One user, a 36-year-old Manhattanite, reports an intriguing change in the dope available recently. It's "dark brown" and "has a vinegary smell," unlike the "generally light beige or off-white" Colombian powder he is used to. The new kind reminds him of the Iranian stuff he used to buy when he started using 20 years ago. "I wonder why all of a sudden we're getting this stuff, and if it's from that part of the world," he says.

While supply from Central Asia may have increased slightly, experts consider it unlikely that Taliban heroin has suddenly flooded New York's market. To the contrary, Ric Curtis, anthropology chair at John Jay College of Criminal Justice, who focuses on drug policy, shares an inverse hypothesis: The Taliban's stockpile dries up, possibly "within months." U.S. military efforts destroy or prevent poppy farming in Afghanistan. European heroin supplies dwindle and prices climb. The Colombians step in to fill the void, and because of the diversion in supply, New York prices go up as well.

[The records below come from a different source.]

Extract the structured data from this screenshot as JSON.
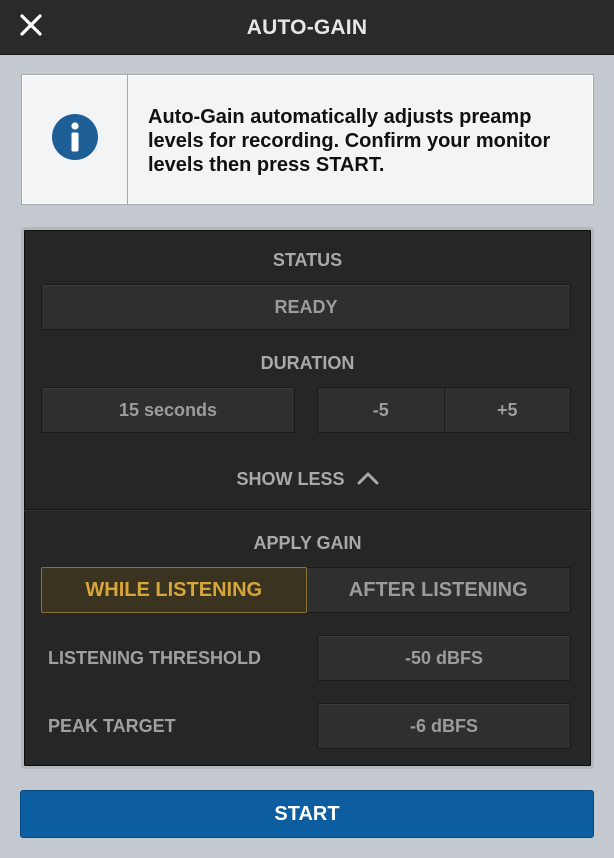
{
  "header": {
    "title": "AUTO-GAIN",
    "close_icon": "close-icon"
  },
  "info": {
    "icon": "info-icon",
    "text": "Auto-Gain automatically adjusts preamp levels for recording. Confirm your monitor levels then press START."
  },
  "status": {
    "label": "STATUS",
    "value": "READY"
  },
  "duration": {
    "label": "DURATION",
    "value": "15 seconds",
    "decrement_label": "-5",
    "increment_label": "+5"
  },
  "toggle": {
    "label": "SHOW LESS",
    "icon": "chevron-up-icon"
  },
  "apply_gain": {
    "label": "APPLY GAIN",
    "options": [
      "WHILE LISTENING",
      "AFTER LISTENING"
    ],
    "selected": "WHILE LISTENING"
  },
  "settings": {
    "listening_threshold": {
      "label": "LISTENING THRESHOLD",
      "value": "-50 dBFS"
    },
    "peak_target": {
      "label": "PEAK TARGET",
      "value": "-6 dBFS"
    }
  },
  "actions": {
    "start_label": "START"
  },
  "colors": {
    "accent_blue": "#0d5ea0",
    "active_gold": "#d6a63a",
    "info_icon_blue": "#1e5f98"
  }
}
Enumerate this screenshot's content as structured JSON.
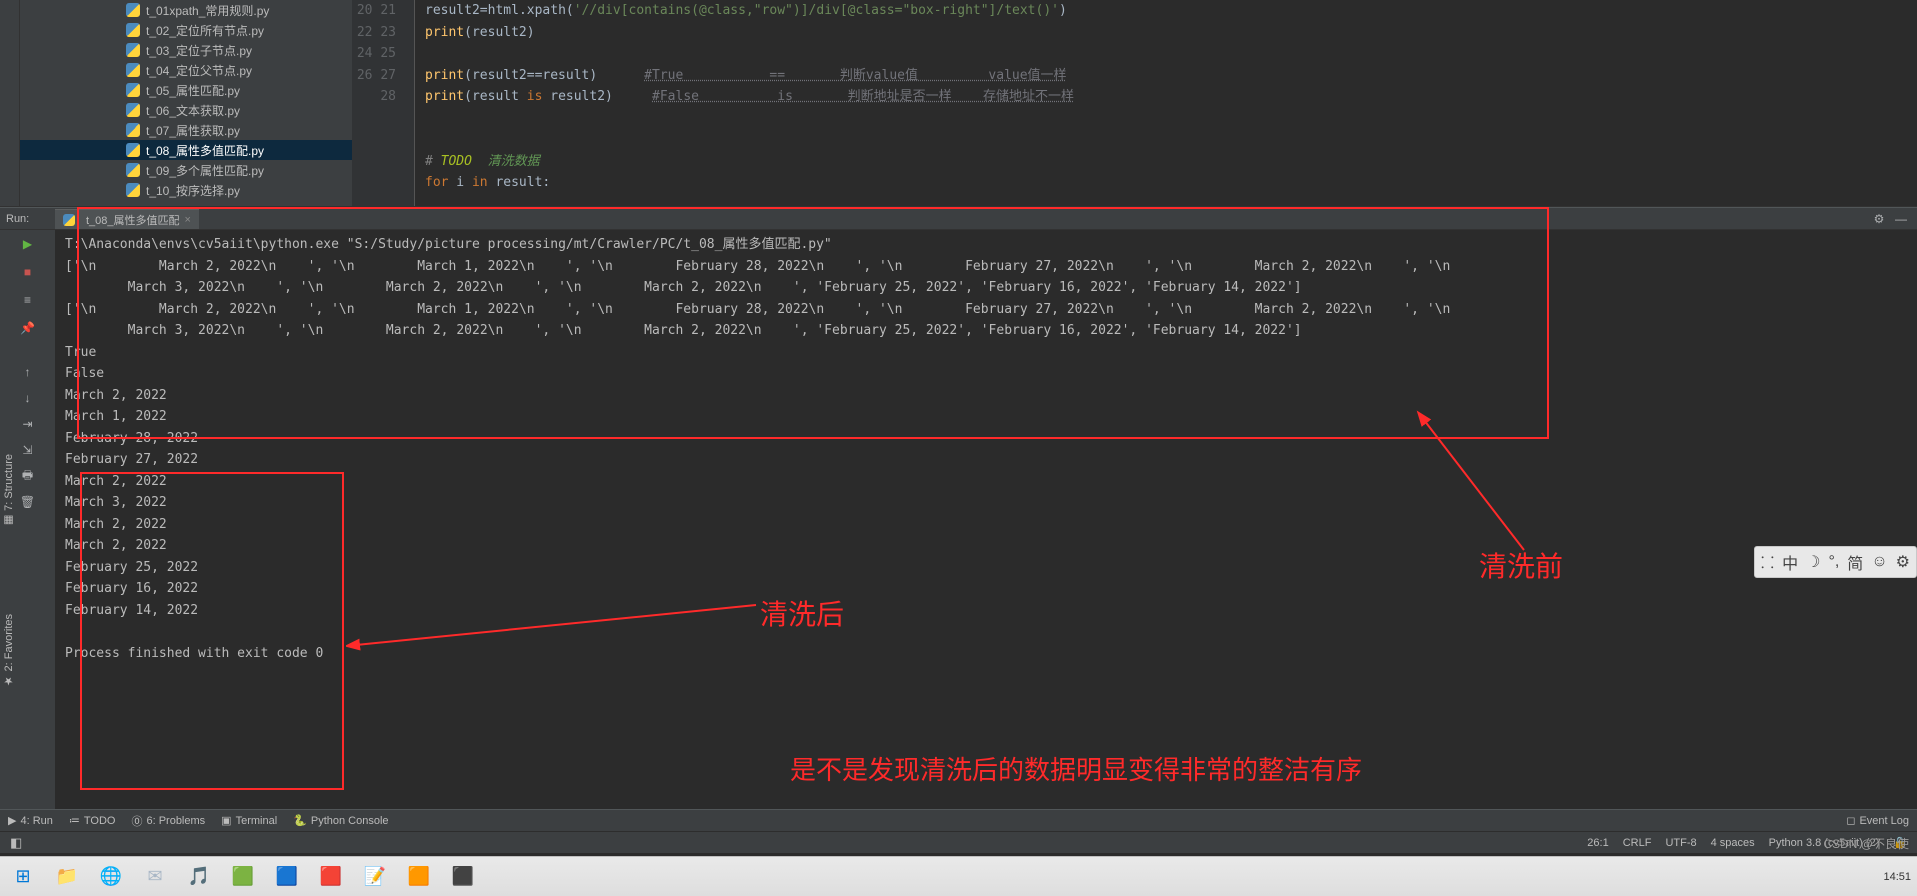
{
  "tree": {
    "files": [
      "t_01xpath_常用规则.py",
      "t_02_定位所有节点.py",
      "t_03_定位子节点.py",
      "t_04_定位父节点.py",
      "t_05_属性匹配.py",
      "t_06_文本获取.py",
      "t_07_属性获取.py",
      "t_08_属性多值匹配.py",
      "t_09_多个属性匹配.py",
      "t_10_按序选择.py"
    ],
    "selected_index": 7
  },
  "editor": {
    "line_start": 20,
    "lines": {
      "l20_a": "result2",
      "l20_b": "=html",
      "l20_c": ".xpath(",
      "l20_str": "'//div[contains(@class,\"row\")]/div[@class=\"box-right\"]/text()'",
      "l20_d": ")",
      "l21": "print",
      "l21_arg": "(result2)",
      "l23": "print",
      "l23_arg": "(result2==result)",
      "l23_cmt": "#True           ==       判断value值         value值一样",
      "l24": "print",
      "l24_arg_open": "(result ",
      "l24_is": "is",
      "l24_arg_close": " result2)",
      "l24_cmt": "#False          is       判断地址是否一样    存储地址不一样",
      "l27_hash": "# ",
      "l27_todo": "TODO",
      "l27_rest": "  清洗数据",
      "l28_for": "for",
      "l28_i": " i ",
      "l28_in": "in",
      "l28_r": " result:"
    }
  },
  "run": {
    "label": "Run:",
    "tab": "t_08_属性多值匹配",
    "output": {
      "cmd": "T:\\Anaconda\\envs\\cv5aiit\\python.exe \"S:/Study/picture processing/mt/Crawler/PC/t_08_属性多值匹配.py\"",
      "arr1a": "['\\n        March 2, 2022\\n    ', '\\n        March 1, 2022\\n    ', '\\n        February 28, 2022\\n    ', '\\n        February 27, 2022\\n    ', '\\n        March 2, 2022\\n    ', '\\n",
      "arr1b": "        March 3, 2022\\n    ', '\\n        March 2, 2022\\n    ', '\\n        March 2, 2022\\n    ', 'February 25, 2022', 'February 16, 2022', 'February 14, 2022']",
      "arr2a": "['\\n        March 2, 2022\\n    ', '\\n        March 1, 2022\\n    ', '\\n        February 28, 2022\\n    ', '\\n        February 27, 2022\\n    ', '\\n        March 2, 2022\\n    ', '\\n",
      "arr2b": "        March 3, 2022\\n    ', '\\n        March 2, 2022\\n    ', '\\n        March 2, 2022\\n    ', 'February 25, 2022', 'February 16, 2022', 'February 14, 2022']",
      "true": "True",
      "false": "False",
      "cleaned": [
        "March 2, 2022",
        "March 1, 2022",
        "February 28, 2022",
        "February 27, 2022",
        "March 2, 2022",
        "March 3, 2022",
        "March 2, 2022",
        "March 2, 2022",
        "February 25, 2022",
        "February 16, 2022",
        "February 14, 2022"
      ],
      "exit": "Process finished with exit code 0"
    }
  },
  "side_tabs": {
    "structure": "7: Structure",
    "favorites": "2: Favorites"
  },
  "bottom": {
    "run": "4: Run",
    "todo": "TODO",
    "problems": "6: Problems",
    "terminal": "Terminal",
    "console": "Python Console",
    "eventlog": "Event Log"
  },
  "status": {
    "pos": "26:1",
    "eol": "CRLF",
    "enc": "UTF-8",
    "indent": "4 spaces",
    "python": "Python 3.8 (cv5aiit) (2)"
  },
  "annotations": {
    "before": "清洗前",
    "after": "清洗后",
    "bottom": "是不是发现清洗后的数据明显变得非常的整洁有序"
  },
  "ime": {
    "zhong": "中",
    "jian": "简"
  },
  "taskbar": {
    "time": "14:51"
  },
  "watermark": "CSDN @不良使"
}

When prices rise, the size of a bag stays the same, but "what's in the bag is going to change," says Curtis. The purity of the heroin, at record highs right now -- the DEA's Gagne reports seizing amounts as pure as 95 percent compared to levels in the teens and twenties a decade ago -- would suffer. "There's more of a chance of poisoning or getting weird cuts," says the Manhattan user. And for the poorest users, advocates say, having to buy more to get the same high leads to less spending on food and shelter and more of an inclination to shoot up than to snort. With heroin accounting for about one-third of emergency room drug mentions in New York -- 11,028 of 31,885 mentions in 2000, according to Department of Health and Human Services data -- any shifts in heroin supply that could lead to riskier use is troubling.